Les Fontaines de la rue du Faubourg-Saint-Martin*

(D’après les Procès verbaux de la Commission municipale du Vieux Paris
dressés par Lucien Lambeau à Paris, le 29 mai 1900.]

Aujourd’hui où le budget participatif municipal a accordé des fonds pour la rénovation et l’embellissement de la rue du Faubourg-Saint-Martin, il nous a paru intéressant de mettre en parallèle l’action conduite en 1840 par des riverains du faubourg pour l’agrément de leur rue en la dotant de belles fontaines, d’urinoirs hygiéniques et de candélabres. L’action a été menée en grande partie par les habitants !
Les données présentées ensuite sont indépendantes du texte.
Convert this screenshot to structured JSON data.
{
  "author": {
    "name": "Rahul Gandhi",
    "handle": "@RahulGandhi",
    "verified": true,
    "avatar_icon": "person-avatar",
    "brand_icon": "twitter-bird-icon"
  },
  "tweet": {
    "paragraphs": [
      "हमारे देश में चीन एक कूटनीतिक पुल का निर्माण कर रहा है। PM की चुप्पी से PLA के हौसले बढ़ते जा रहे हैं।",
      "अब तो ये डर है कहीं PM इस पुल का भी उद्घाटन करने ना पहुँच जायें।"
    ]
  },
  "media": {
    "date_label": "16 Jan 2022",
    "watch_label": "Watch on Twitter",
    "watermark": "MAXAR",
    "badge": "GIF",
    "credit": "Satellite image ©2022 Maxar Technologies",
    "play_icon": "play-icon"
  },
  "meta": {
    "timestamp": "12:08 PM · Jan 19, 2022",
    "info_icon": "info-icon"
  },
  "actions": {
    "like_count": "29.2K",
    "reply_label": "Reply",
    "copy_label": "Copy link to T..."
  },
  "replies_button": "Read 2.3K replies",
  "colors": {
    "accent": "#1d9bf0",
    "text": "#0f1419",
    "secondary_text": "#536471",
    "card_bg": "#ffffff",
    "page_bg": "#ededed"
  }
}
* Lire à la fin de cet article un additif très intéressant communiqué par Marc Le Cœur, historien d'art, quant à la découverte de 2 fontaines faisant partie des 30 fontaines de la rue du Faubourg-St-Martin. Ces 2 fontaines sont installées aujourd'hui place Sainte-Croix face à la cathédrale d'Orléans, voir à cette page. De très belles illustrations accompagnent cette page.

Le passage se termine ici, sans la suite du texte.